Three generations of the Hart men (from left): Robin, Knox, Ian and David. Knox is wearing Sir Byrne Hart’s medals (Morris, Ian and Robin’s father). Contributed

Hart family remembers

EVERY Anzac Day, Brisbane’s Church of England Grammar School (Churchie) community gathers to commemorate the ‘old boys’ who lost their lives in serving their country.

Highlight of the service is the honour board reading and an Australian flag is placed in the ground in remembrance of each old boy who paid the ultimate sacrifice.

This year marked a special event for the Hart family of Upper Kandanga, especially Ian Hart whose grandson Knox – the son of David and Susannah Hart – is a Churchie senior who had the honour of placing the flag for his great uncle Lieutenant Morris David Byrne Hart.

The name Morris Hart has not been kind to the Hart family, as three generations carrying the name have died in connection to war, before reaching 22 years.

The first Morris was killed in a diving accident in the Brisbane River in 1888. His brother called his first born twin Morris in his memory.

This Morris was killed at 10am on October 4, 1917, in the Battle of Passchendaele, two days short of 22 years.

“Then my father (Sir Byrne Hart) called his first born Morris, in memory of his twin. He died in New Guinea at Goroka on December 23, 1945, aged 22,” Ian Hart said.

This was Morris David Byrne Hart, born May 3, 1923. He went to Churchie as a boarder and left in 1940. On May 26, 1942, Morris enlisted in the AIF, aged 19 and was soon deployed to New Guinea. Returning to Australia, he underwent further training and an officer’s course, securing his commission as a Lieutenant.

On his second deployment to New Guinea, Morris joined the Pacific Island Infantry Regiment working in the highlands with native troops, stationed at Garoka. He was tragically killed in a jeep accident on December 23, 1945. The war was over but Morris had elected to stay behind to move the last of the regiment’s equipment while awaiting transfer home.

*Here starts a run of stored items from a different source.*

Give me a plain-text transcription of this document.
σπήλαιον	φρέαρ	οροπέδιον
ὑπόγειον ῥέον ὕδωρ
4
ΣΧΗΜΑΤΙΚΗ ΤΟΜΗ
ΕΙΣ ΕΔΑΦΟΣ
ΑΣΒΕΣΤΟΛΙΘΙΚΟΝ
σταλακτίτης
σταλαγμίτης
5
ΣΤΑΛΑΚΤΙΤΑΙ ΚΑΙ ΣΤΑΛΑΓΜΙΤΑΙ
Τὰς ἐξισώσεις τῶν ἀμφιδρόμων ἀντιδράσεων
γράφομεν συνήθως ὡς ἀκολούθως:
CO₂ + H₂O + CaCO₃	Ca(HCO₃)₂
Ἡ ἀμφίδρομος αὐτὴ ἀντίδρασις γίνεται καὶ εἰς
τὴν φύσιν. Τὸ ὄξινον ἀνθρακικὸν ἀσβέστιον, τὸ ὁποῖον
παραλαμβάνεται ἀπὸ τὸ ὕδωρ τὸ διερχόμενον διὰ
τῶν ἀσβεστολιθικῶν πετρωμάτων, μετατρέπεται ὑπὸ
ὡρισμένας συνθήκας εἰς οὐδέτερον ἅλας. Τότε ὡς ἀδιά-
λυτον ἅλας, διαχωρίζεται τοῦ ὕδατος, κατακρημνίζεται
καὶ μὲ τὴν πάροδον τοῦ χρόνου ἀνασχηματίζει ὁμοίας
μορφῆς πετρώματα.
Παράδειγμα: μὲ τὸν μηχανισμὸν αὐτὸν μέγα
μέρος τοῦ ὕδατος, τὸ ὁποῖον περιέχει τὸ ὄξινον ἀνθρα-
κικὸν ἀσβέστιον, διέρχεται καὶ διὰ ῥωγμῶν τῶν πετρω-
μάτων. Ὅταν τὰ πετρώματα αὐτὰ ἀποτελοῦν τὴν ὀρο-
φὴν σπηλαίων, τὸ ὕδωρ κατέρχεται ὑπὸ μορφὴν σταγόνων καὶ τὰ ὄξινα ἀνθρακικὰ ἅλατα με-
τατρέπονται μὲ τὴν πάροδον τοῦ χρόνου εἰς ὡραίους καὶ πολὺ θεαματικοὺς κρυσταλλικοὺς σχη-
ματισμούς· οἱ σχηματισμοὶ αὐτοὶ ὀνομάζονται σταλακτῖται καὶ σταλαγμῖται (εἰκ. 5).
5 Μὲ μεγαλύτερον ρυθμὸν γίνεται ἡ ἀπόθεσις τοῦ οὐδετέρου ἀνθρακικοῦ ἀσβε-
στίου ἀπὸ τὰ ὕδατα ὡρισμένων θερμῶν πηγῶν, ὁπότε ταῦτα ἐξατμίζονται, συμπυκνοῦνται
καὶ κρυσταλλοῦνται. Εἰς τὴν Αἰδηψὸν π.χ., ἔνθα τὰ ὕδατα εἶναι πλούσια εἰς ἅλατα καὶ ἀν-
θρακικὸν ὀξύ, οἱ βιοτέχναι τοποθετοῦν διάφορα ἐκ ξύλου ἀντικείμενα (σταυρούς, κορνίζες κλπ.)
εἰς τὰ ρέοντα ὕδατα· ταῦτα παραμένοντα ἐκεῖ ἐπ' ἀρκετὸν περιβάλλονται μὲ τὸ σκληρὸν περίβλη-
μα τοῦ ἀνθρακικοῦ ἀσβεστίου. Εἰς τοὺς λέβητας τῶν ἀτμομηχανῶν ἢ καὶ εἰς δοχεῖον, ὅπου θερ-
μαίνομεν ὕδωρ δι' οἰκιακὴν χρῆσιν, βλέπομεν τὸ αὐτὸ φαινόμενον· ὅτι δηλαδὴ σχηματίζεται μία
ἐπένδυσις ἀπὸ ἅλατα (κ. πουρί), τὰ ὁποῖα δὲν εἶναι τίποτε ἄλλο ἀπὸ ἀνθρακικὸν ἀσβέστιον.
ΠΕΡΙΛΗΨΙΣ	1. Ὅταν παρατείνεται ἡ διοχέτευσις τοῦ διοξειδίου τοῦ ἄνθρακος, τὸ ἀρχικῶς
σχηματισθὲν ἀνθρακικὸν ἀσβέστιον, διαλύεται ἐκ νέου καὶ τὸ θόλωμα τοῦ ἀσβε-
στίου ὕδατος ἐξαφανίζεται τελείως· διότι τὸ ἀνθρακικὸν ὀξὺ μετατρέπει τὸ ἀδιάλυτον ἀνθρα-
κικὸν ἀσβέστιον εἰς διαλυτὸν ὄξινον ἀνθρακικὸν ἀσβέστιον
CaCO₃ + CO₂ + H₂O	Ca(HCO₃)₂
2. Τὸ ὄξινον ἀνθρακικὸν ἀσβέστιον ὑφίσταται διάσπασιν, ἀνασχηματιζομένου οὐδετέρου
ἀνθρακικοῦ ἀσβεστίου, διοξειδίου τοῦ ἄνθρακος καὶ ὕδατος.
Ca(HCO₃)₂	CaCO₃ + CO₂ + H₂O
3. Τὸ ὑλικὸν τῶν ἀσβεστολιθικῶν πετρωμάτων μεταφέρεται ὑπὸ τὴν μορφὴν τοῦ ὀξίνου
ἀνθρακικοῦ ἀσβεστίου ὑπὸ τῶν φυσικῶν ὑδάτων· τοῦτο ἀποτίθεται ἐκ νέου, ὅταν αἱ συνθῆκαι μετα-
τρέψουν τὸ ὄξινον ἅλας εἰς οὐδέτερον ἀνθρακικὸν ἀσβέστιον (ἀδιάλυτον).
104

Morris was buried in the Lae War Cemetery which is commemorated in perpetuity by the Commonwealth War Graves Commission.

“When my brother’s personal effects were returned, we found in the wallet he was carrying, an old newspaper cutting of the actual death notice posted of his Uncle Morris’ death at Passchendaele 4-10-1917,” Mr Hart said.

“One wonders what premonition moved my brother, the third Morris, to carry this notice relating to his uncle’s untimely death.